Pre-built WalkMe content will be coming to SAP SuccessFactors solutions in the first half of 2025 – read the lowdown over here on ERP Today. Lara Albert, global VP, product marketing, SAP SuccessFactors highlighted the future of WalkMe in an exclusive 1:1 in regards to business transformation suite SAP Signavio:

“We think there’s a unique opportunity as we position WalkMe with Signavio […] As you’re rolling out or pre-imagining the entire business process that’s related to HCM, Signavio can help you do that. And then from a WalkMe standpoint of actually then prompting people along the way to give them the insights to then know where were the follow up points, or where there were things that were absolutely seamless versus where there was friction.”

And for those wondering about SAP’s own DAP Enable Now: remember that platform works on SAP software, while WalkMe opens up the SuccessFactors ecosystem to pretty much everything else.

There’s a unique opportunity as we position WalkMe with Signavio

Degreed, WeChat and beyond

SuccessConnect also revealed updates to the SuccessFactors talent intelligence hub, with users now able to aggregate and harmonize data from third-party solutions in the hub to ensure a single view of skills for each employee and for the organization. The first partners to integrate with the talent intelligence hub will include Beamery, IMOCHA INC, Korn Ferry, Lightcast, Phenom, TalenTeam and TechWolf. Together they help form an open skills ecosystem made up of skills architecture, inferred skills and validated skills.

Notable edtech platform Degreed is also on the partner list – a decision partly driven by BT Group, who wished to buy its services alongside SAP’s, as revealed by Maryann Abbajay.

A roadmap session held for press and analysts by Josh Goslinger, SuccessFactors vice president of product strategy, also spoke on the stronger ability to build regional specific apps, such as the chat app WeChat which has been requested to be on the front end of SuccessFactors by Chinese customers.

Goslinger also spoke of stronger Microsoft Teams integration in SuccessFactors, with an “industry-first” bidirectional integration planned for Joule and Microsoft’s Copilot. It seems copilots can co-exist in the ecosystem (and as a reminder, WalkMe has a copilot of its own). How they work bidirectionally in a seamless manner is currently being worked on by engineers; for example, somebody currently using Microsoft Copilot to work on data from Joule has to include an “Add Joule” prompt in the interface.

As Dan Beck told ERP Today:  “Joule will be the entry point for WalkMe [and its copilot] and other products down the road – that’s part of the fun.”

And SuccessFactors itself is arguably the entry point for GenAI in SAP, being the first platform to debut Joule.
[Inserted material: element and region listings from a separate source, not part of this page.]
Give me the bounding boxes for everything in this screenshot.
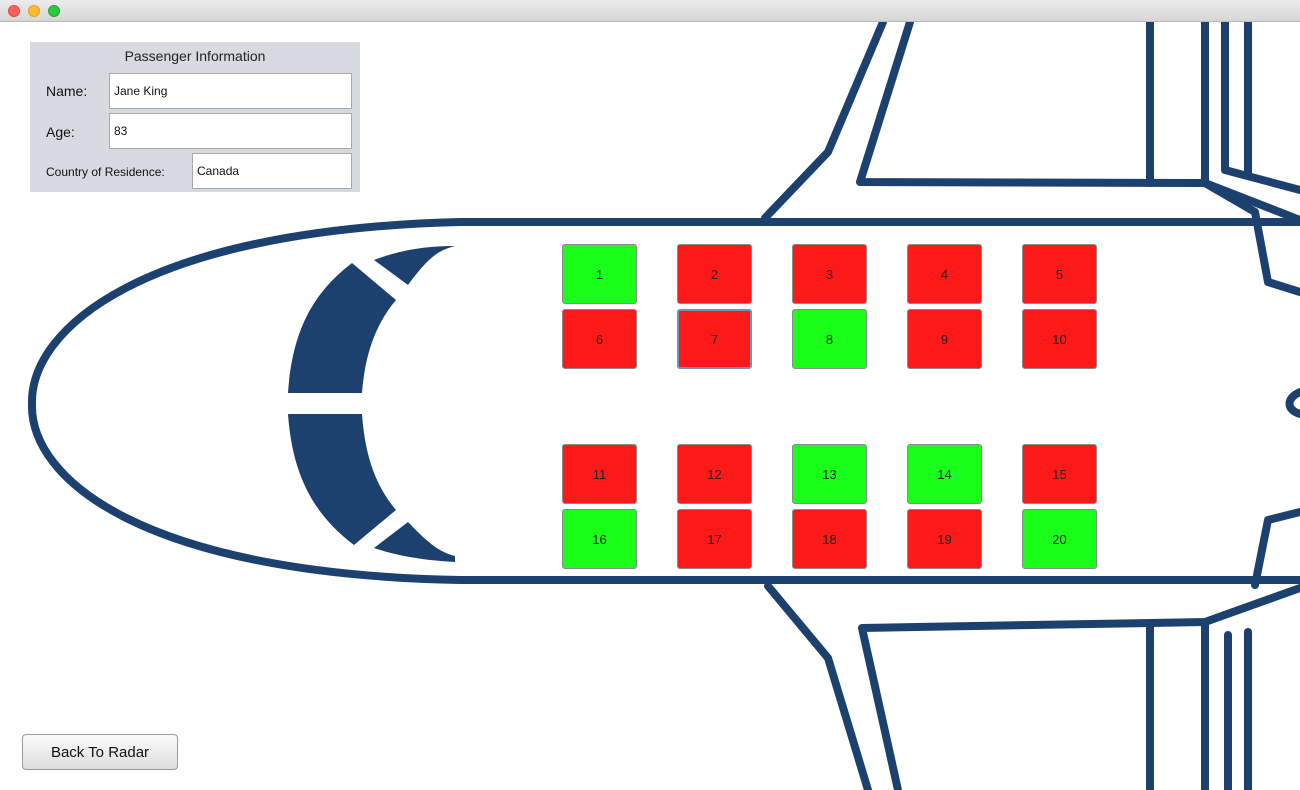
fuselage-outline — [27, 218, 1300, 584]
name-label: Name: — [46, 83, 88, 99]
seat-button-1[interactable]: 1 — [562, 244, 637, 304]
seat-button-12[interactable]: 12 — [677, 444, 752, 504]
seat-button-17[interactable]: 17 — [677, 509, 752, 569]
country-field[interactable] — [192, 153, 352, 189]
passenger-info-title: Passenger Information — [124, 48, 266, 64]
seat-button-6[interactable]: 6 — [562, 309, 637, 369]
close-window-button[interactable] — [8, 5, 20, 17]
seat-button-15[interactable]: 15 — [1022, 444, 1097, 504]
seat-button-9[interactable]: 9 — [907, 309, 982, 369]
minimize-window-button[interactable] — [28, 5, 40, 17]
seat-button-4[interactable]: 4 — [907, 244, 982, 304]
tail-stub-outline — [1285, 388, 1300, 418]
seat-button-18[interactable]: 18 — [792, 509, 867, 569]
maximize-window-button[interactable] — [48, 5, 60, 17]
back-to-radar-button[interactable]: Back To Radar — [22, 734, 178, 770]
seat-button-10[interactable]: 10 — [1022, 309, 1097, 369]
seat-button-13[interactable]: 13 — [792, 444, 867, 504]
seat-button-14[interactable]: 14 — [907, 444, 982, 504]
seat-button-7[interactable]: 7 — [677, 309, 752, 369]
passenger-info-panel: Passenger Information Name: Age: Country… — [30, 42, 360, 192]
window-titlebar — [0, 0, 1300, 22]
seat-button-19[interactable]: 19 — [907, 509, 982, 569]
seat-button-8[interactable]: 8 — [792, 309, 867, 369]
seat-button-3[interactable]: 3 — [792, 244, 867, 304]
lower-engine-outline — [1146, 508, 1300, 790]
cockpit-windows — [288, 246, 455, 562]
age-field[interactable] — [109, 113, 352, 149]
seat-button-16[interactable]: 16 — [562, 509, 637, 569]
name-field[interactable] — [109, 73, 352, 109]
upper-engine-outline — [1146, 22, 1300, 296]
seat-button-2[interactable]: 2 — [677, 244, 752, 304]
seat-button-11[interactable]: 11 — [562, 444, 637, 504]
age-label: Age: — [46, 124, 75, 140]
seat-button-20[interactable]: 20 — [1022, 509, 1097, 569]
seat-button-5[interactable]: 5 — [1022, 244, 1097, 304]
country-label: Country of Residence: — [46, 165, 165, 179]
lower-wing-outline — [764, 582, 1300, 790]
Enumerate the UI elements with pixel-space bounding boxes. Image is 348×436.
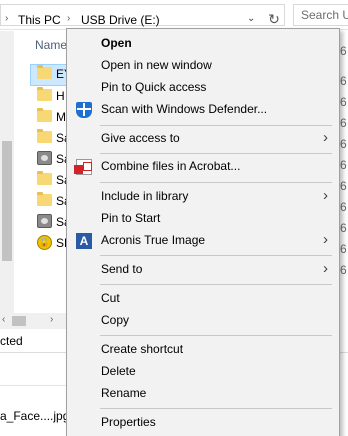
menu-separator — [100, 182, 332, 183]
scrollbar-thumb[interactable] — [2, 141, 12, 261]
menu-item-acronis[interactable]: A Acronis True Image › — [68, 230, 338, 252]
chevron-right-icon: › — [323, 129, 328, 146]
menu-item-copy[interactable]: Copy — [68, 310, 338, 332]
folder-icon — [37, 192, 52, 206]
folder-icon — [37, 87, 52, 101]
menu-item-label: Include in library — [101, 189, 189, 203]
menu-item-combine-acrobat[interactable]: Combine files in Acrobat... — [68, 156, 338, 178]
file-name: M — [56, 110, 66, 124]
file-list-item[interactable]: Sa — [30, 128, 71, 149]
menu-item-label: Pin to Quick access — [101, 80, 207, 94]
menu-item-give-access[interactable]: Give access to › — [68, 128, 338, 150]
menu-item-label: Scan with Windows Defender... — [101, 102, 268, 116]
status-bar-text: cted — [0, 334, 23, 348]
menu-item-label: Properties — [101, 415, 156, 429]
breadcrumb-this-pc[interactable]: This PC — [18, 13, 61, 27]
menu-item-label: Open — [101, 36, 132, 50]
address-bar-area: › This PC › USB Drive (E:) ⌄ ↻ Search U — [0, 0, 348, 30]
breadcrumb-chevron-icon[interactable]: › — [5, 13, 8, 24]
image-file-icon — [37, 214, 52, 228]
search-input[interactable]: Search U — [293, 4, 348, 26]
chevron-right-icon: › — [323, 260, 328, 277]
column-value: 6 — [340, 74, 347, 88]
menu-item-label: Rename — [101, 386, 147, 400]
menu-separator — [100, 153, 332, 154]
column-value: 6 — [340, 95, 347, 109]
file-name: H — [56, 89, 65, 103]
bottom-file-name[interactable]: a_Face....jpg — [0, 409, 69, 423]
column-header-name[interactable]: Name — [35, 38, 67, 52]
acronis-icon: A — [76, 233, 92, 249]
image-file-icon — [37, 151, 52, 165]
menu-item-label: Pin to Start — [101, 211, 161, 225]
menu-item-label: Copy — [101, 313, 130, 327]
menu-item-label: Send to — [101, 262, 143, 276]
menu-item-label: Combine files in Acrobat... — [101, 159, 241, 173]
column-value: 6 — [340, 137, 347, 151]
menu-item-label: Acronis True Image — [101, 233, 206, 247]
menu-item-pin-quick-access[interactable]: Pin to Quick access — [68, 77, 338, 99]
column-value: 6 — [340, 221, 347, 235]
file-list-item[interactable]: H — [30, 86, 70, 107]
menu-item-label: Open in new window — [101, 58, 212, 72]
column-value: 6 — [340, 179, 347, 193]
menu-item-scan-defender[interactable]: Scan with Windows Defender... — [68, 99, 338, 121]
file-list-item[interactable]: Sa — [30, 212, 71, 233]
breadcrumb-usb-drive[interactable]: USB Drive (E:) — [81, 13, 160, 27]
menu-item-open[interactable]: Open — [68, 33, 338, 55]
menu-item-create-shortcut[interactable]: Create shortcut — [68, 339, 338, 361]
column-value: 6 — [340, 242, 347, 256]
menu-item-label: Delete — [101, 364, 136, 378]
locked-file-icon: 🔒 — [37, 235, 52, 250]
column-value: 6 — [340, 158, 347, 172]
menu-separator — [100, 284, 332, 285]
column-value: 6 — [340, 116, 347, 130]
menu-item-label: Give access to — [101, 131, 180, 145]
windows-defender-icon — [76, 102, 92, 118]
chevron-right-icon: › — [323, 187, 328, 204]
context-menu: Open Open in new window Pin to Quick acc… — [66, 28, 340, 436]
file-list-item[interactable]: Sa — [30, 170, 71, 191]
file-list-item[interactable]: 🔒 SE — [30, 233, 72, 254]
chevron-down-icon[interactable]: ⌄ — [247, 13, 255, 24]
file-list-item[interactable]: Sa — [30, 149, 71, 170]
menu-item-include-library[interactable]: Include in library › — [68, 186, 338, 208]
refresh-icon[interactable]: ↻ — [264, 9, 284, 29]
folder-icon — [37, 129, 52, 143]
horizontal-scrollbar[interactable]: ‹ › — [0, 313, 70, 329]
menu-item-pin-start[interactable]: Pin to Start — [68, 208, 338, 230]
menu-separator — [100, 335, 332, 336]
menu-item-cut[interactable]: Cut — [68, 288, 338, 310]
menu-item-open-new-window[interactable]: Open in new window — [68, 55, 338, 77]
address-bar[interactable]: › This PC › USB Drive (E:) ⌄ ↻ — [0, 4, 285, 29]
menu-item-properties[interactable]: Properties — [68, 412, 338, 434]
scroll-left-icon[interactable]: ‹ — [2, 314, 5, 325]
column-value: 6 — [340, 263, 347, 277]
folder-icon — [37, 108, 52, 122]
menu-item-label: Cut — [101, 291, 120, 305]
column-value: 6 — [340, 200, 347, 214]
menu-item-rename[interactable]: Rename — [68, 383, 338, 405]
folder-icon — [37, 65, 52, 79]
menu-item-delete[interactable]: Delete — [68, 361, 338, 383]
chevron-right-icon: › — [323, 231, 328, 248]
acrobat-icon — [74, 159, 92, 175]
column-value: 6 — [340, 44, 347, 58]
menu-separator — [100, 125, 332, 126]
breadcrumb-chevron-icon[interactable]: › — [67, 13, 70, 24]
folder-icon — [37, 171, 52, 185]
file-list-item[interactable]: EY — [30, 64, 72, 85]
scrollbar-thumb[interactable] — [12, 316, 26, 326]
file-list-item[interactable]: M — [30, 107, 70, 128]
menu-separator — [100, 408, 332, 409]
search-placeholder: Search U — [301, 8, 348, 22]
menu-separator — [100, 255, 332, 256]
file-list-item[interactable]: Sa — [30, 191, 71, 212]
menu-item-send-to[interactable]: Send to › — [68, 259, 338, 281]
menu-item-label: Create shortcut — [101, 342, 184, 356]
navigation-pane-scrollbar[interactable] — [0, 31, 14, 321]
scroll-right-icon[interactable]: › — [50, 314, 53, 325]
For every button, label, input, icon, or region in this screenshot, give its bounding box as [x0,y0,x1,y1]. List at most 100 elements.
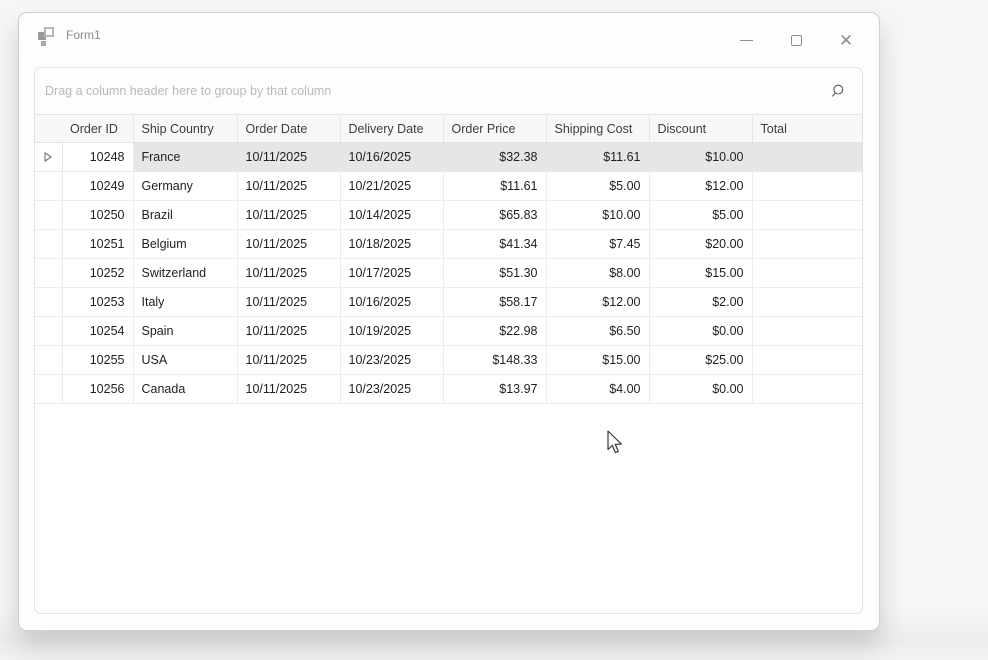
cell-delivery-date[interactable]: 10/14/2025 [340,201,443,230]
cell-shipping-cost[interactable]: $10.00 [546,201,649,230]
column-header-order-id[interactable]: Order ID [62,115,133,143]
cell-ship-country[interactable]: Switzerland [133,259,237,288]
cell-order-price[interactable]: $32.38 [443,143,546,172]
cell-total[interactable] [752,346,863,375]
cell-total[interactable] [752,143,863,172]
cell-order-date[interactable]: 10/11/2025 [237,375,340,404]
cell-discount[interactable]: $12.00 [649,172,752,201]
row-indicator-cell [35,317,62,346]
column-header-total[interactable]: Total [752,115,863,143]
cell-delivery-date[interactable]: 10/23/2025 [340,375,443,404]
cell-shipping-cost[interactable]: $7.45 [546,230,649,259]
table-row[interactable]: 10250Brazil10/11/202510/14/2025$65.83$10… [35,201,863,230]
cell-shipping-cost[interactable]: $5.00 [546,172,649,201]
group-by-panel[interactable]: Drag a column header here to group by th… [35,68,862,114]
cell-order-id[interactable]: 10249 [62,172,133,201]
minimize-button[interactable] [721,20,771,60]
cell-discount[interactable]: $0.00 [649,317,752,346]
cell-total[interactable] [752,259,863,288]
column-header-ship-country[interactable]: Ship Country [133,115,237,143]
cell-ship-country[interactable]: France [133,143,237,172]
cell-order-price[interactable]: $148.33 [443,346,546,375]
table-row[interactable]: 10255USA10/11/202510/23/2025$148.33$15.0… [35,346,863,375]
cell-order-date[interactable]: 10/11/2025 [237,288,340,317]
cell-order-price[interactable]: $22.98 [443,317,546,346]
cell-delivery-date[interactable]: 10/23/2025 [340,346,443,375]
table-row[interactable]: 10252Switzerland10/11/202510/17/2025$51.… [35,259,863,288]
maximize-button[interactable] [771,20,821,60]
table-row[interactable]: 10256Canada10/11/202510/23/2025$13.97$4.… [35,375,863,404]
cell-order-price[interactable]: $11.61 [443,172,546,201]
cell-order-id[interactable]: 10248 [62,143,133,172]
titlebar[interactable]: Form1 ✕ [19,13,879,67]
table-row[interactable]: 10254Spain10/11/202510/19/2025$22.98$6.5… [35,317,863,346]
column-header-order-price[interactable]: Order Price [443,115,546,143]
cell-ship-country[interactable]: Germany [133,172,237,201]
table-row[interactable]: 10249Germany10/11/202510/21/2025$11.61$5… [35,172,863,201]
cell-ship-country[interactable]: USA [133,346,237,375]
cell-order-id[interactable]: 10254 [62,317,133,346]
cell-total[interactable] [752,288,863,317]
column-header-delivery-date[interactable]: Delivery Date [340,115,443,143]
cell-order-date[interactable]: 10/11/2025 [237,230,340,259]
table-row[interactable]: 10251Belgium10/11/202510/18/2025$41.34$7… [35,230,863,259]
table-row[interactable]: 10248France10/11/202510/16/2025$32.38$11… [35,143,863,172]
cell-delivery-date[interactable]: 10/18/2025 [340,230,443,259]
column-header-shipping-cost[interactable]: Shipping Cost [546,115,649,143]
cell-order-id[interactable]: 10256 [62,375,133,404]
cell-order-id[interactable]: 10250 [62,201,133,230]
cell-order-date[interactable]: 10/11/2025 [237,201,340,230]
cell-discount[interactable]: $20.00 [649,230,752,259]
cell-ship-country[interactable]: Belgium [133,230,237,259]
cell-shipping-cost[interactable]: $8.00 [546,259,649,288]
cell-discount[interactable]: $10.00 [649,143,752,172]
cell-order-price[interactable]: $58.17 [443,288,546,317]
cell-order-id[interactable]: 10253 [62,288,133,317]
column-header-order-date[interactable]: Order Date [237,115,340,143]
cell-order-id[interactable]: 10251 [62,230,133,259]
cell-discount[interactable]: $5.00 [649,201,752,230]
cell-total[interactable] [752,317,863,346]
cell-order-price[interactable]: $41.34 [443,230,546,259]
cell-shipping-cost[interactable]: $4.00 [546,375,649,404]
cell-delivery-date[interactable]: 10/19/2025 [340,317,443,346]
cell-order-date[interactable]: 10/11/2025 [237,317,340,346]
cell-discount[interactable]: $0.00 [649,375,752,404]
cell-order-date[interactable]: 10/11/2025 [237,143,340,172]
orders-table: Order IDShip CountryOrder DateDelivery D… [35,114,863,404]
cell-shipping-cost[interactable]: $6.50 [546,317,649,346]
cell-order-price[interactable]: $65.83 [443,201,546,230]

As Autumn Krauss, chief scientist, Growth & Insights for SuccessFactors, tells ERP Today:

“If you think about how much – specifically for HR – our technology touches so many employees, we have such an opportunity,” Krauss continues. It’s not just users of more niche technologies but all employees who […] engage with SuccessFactors. There’s a bigger footprint there with which we really get to have an impact.”